In general, there are trade-offs between how infectious a virus is and how lethal it is, but it’s not an iron rule: smallpox was more contagious than Covid and as deadly as MERS. There’s also the question of which age groups are affected; the 1918 influenza disproportionately killed healthy young adults, unlike seasonal flu, and many viruses are particularly dangerous to babies. (I had a newborn in the early days of Covid, and one of the things we were most grateful for was the random luck that this virus didn’t seem deadly to infants, as it easily could have been.)

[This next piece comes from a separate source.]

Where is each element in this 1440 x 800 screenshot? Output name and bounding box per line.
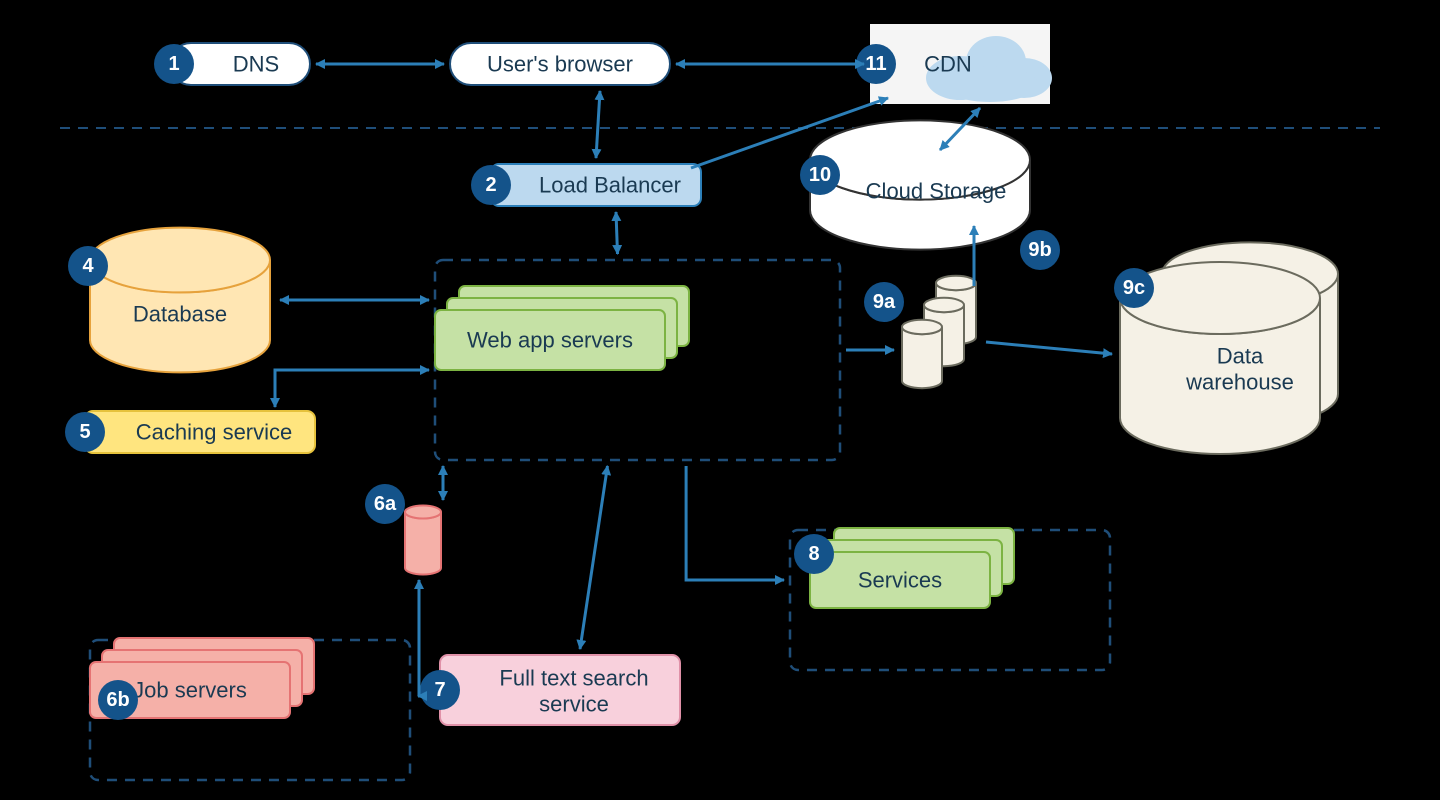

I’m not reciting this litany to be as depressing as possible. We should be realistic about just how catastrophic a pandemic could truly get, but we’re also not that far away from a world where the answer to ‘‘

What would happen if a pandemic much worse than Covid hit?

” is “we simply squash it dead.”

That’s the message of a new Geneva Center for Security Policy report by MIT biochemist and Future Perfect 50 selectee Kevin Esvelt about what to do to prepare for the next pandemic. The key takeaway? We’re not helpless, whether against nature or malign actions by human beings. We do have to invest in actually being prepared, but if we’re prepared, we could weather even a worst-case scenario: a deliberate release of a human-made virus engineered to be both extra deadly and extra contagious.

As bad as Covid is, a virus engineered to be deadly and contagious could be far worse, so it will be crucial to make sure that in the near future, we prevent access to dangerous viruses that could be released deliberately and that none get released accidentally. Esvelt proposes that we achieve this by reworking programs that trawl for viruses that’d be incredibly contagious and deadly so they instead work on preventing spillover, reviewing research funding to make sure research into developing deadlier viruses isn’t being funded, and screening DNA synthesis machines to make it harder to print your own deadly virus at home.

These aren’t meant to be perfect solutions — even if they make it harder to release a dangerous virus, they wouldn’t prevent a determined actor entirely — but they could buy us time to develop the technology that will fully protect us from future pandemics.